What’s the appropriate etiquette in that situation? Elbowing your way across the passengers on the other side of the plane to get a better view? Asking the lucky folks to talk a picture with your phone to dimly capture the moment? Insist that the pilot loop the plane around so that, for once, you can see the landmark from your side of the plane? My choice is always to sit in grim-faced silence, cursing my luck — and then hoping that the pilot stops being a tour guide and gets back to the job of getting to the destination and putting the plane safely back on the ground.

Dayton Dissed

Dayton has not had an easy time of it lately, and today the folks in the Gem City got some bad news:  NASA denied the bid of Dayton’s National Museum of the U.S. Air Force to be one of the locations where the three active space shuttles, and one experimental model, will be housed after they are retired. Rather than Dayton (and other disappointed cities) the shuttles will be housed at Florida’s Kennedy Space Center, the National Aeronautics and Space Museum in Washington D.C., the California Science Center in Los Angeles, and the Intrepid Sea, Air and Space Museum in New York City.
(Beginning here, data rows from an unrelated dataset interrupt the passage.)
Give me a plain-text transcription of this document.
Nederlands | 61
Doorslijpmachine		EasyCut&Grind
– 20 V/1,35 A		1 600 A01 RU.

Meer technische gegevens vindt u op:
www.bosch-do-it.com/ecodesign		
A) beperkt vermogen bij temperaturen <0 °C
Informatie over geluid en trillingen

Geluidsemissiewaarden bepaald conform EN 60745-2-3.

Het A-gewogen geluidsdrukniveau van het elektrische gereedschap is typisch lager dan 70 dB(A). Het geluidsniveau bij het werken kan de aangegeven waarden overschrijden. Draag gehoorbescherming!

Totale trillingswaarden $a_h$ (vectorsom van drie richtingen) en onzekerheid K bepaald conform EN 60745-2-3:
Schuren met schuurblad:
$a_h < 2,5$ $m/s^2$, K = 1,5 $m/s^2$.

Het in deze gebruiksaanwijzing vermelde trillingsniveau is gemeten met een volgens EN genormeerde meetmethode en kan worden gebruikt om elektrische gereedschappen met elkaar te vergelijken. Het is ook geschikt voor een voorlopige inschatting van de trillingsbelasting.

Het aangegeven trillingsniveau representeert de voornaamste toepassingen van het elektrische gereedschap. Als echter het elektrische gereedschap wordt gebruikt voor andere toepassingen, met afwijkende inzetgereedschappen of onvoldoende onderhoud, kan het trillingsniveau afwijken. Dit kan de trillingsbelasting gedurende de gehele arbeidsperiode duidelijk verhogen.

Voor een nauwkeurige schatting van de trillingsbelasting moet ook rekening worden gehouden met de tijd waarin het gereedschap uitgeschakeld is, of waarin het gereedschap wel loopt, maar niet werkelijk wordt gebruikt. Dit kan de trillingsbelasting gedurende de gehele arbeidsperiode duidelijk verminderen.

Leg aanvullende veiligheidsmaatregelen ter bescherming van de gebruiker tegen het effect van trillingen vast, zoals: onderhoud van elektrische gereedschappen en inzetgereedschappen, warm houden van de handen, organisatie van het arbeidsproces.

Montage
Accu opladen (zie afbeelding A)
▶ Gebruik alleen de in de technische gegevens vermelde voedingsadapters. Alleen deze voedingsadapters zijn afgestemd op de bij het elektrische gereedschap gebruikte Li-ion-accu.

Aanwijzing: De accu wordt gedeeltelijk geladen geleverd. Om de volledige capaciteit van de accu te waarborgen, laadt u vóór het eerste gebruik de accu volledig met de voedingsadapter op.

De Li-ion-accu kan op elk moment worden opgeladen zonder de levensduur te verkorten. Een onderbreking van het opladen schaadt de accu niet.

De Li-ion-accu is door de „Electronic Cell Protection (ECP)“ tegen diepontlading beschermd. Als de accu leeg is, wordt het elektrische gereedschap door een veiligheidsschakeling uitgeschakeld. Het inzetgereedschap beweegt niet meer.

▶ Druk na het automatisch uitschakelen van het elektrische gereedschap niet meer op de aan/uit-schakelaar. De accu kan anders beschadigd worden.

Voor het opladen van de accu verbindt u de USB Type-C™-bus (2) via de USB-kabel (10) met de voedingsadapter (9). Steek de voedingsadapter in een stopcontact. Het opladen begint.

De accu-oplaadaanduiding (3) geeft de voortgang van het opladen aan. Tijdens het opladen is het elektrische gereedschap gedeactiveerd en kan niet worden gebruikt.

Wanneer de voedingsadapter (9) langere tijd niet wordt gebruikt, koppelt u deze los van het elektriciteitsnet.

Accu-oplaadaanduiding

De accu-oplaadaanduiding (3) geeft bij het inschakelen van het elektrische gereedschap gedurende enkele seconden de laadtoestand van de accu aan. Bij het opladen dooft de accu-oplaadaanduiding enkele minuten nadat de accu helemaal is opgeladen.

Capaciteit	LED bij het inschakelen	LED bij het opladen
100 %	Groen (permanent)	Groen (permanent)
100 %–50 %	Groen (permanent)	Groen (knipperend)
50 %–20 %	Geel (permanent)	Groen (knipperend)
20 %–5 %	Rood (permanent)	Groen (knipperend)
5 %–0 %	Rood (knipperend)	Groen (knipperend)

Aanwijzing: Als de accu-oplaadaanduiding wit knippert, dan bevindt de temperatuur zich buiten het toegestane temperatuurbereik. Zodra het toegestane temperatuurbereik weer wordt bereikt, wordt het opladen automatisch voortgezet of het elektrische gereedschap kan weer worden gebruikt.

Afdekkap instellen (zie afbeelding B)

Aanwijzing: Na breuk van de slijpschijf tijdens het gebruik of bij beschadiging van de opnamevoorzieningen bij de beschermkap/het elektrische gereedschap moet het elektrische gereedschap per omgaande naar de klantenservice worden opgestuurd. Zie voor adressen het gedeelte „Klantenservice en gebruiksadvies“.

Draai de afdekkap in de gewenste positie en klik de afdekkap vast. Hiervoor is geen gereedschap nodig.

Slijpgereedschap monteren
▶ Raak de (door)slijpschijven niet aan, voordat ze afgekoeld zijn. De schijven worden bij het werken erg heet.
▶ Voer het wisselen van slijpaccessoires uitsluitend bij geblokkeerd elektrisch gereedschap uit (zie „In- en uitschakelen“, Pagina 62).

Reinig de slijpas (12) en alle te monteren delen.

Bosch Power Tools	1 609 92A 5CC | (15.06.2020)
You can’t really argue with the selection of the Kennedy Space Center or the National Air and Space Museum — one has housed and launched the shuttles for decades, and the other is probably the premier American museum of its kind.  It probably also makes sense to have one of the shuttles on the west coast, and California is a logical location because Edwards Air Force Base was the landing site for some shuttle flights.  But New York City?  Does The Big Apple really need another tourist attraction?  And what is the connection between Gotham and the space program, really?  Proponents of other disappointed sites like Houston, where the Johnson Space Center and mission control are found, think politics played a role.

Dayton would have been a very good choice.  It would be nice to have a shuttle somewhere in flyover country, and the National Museum of the U.S. Air Force is an excellent facility that had terrific, well-funded plans for their proposed shuttle display.  Ohio, too, would have been a good site.  The two most famous American astronauts — John Glenn and Neil Armstrong — both hail from the Buckeye State, and Ohio also is home to the Glenn Research Center in Cleveland.

And it would have been nice to see Dayton get a break.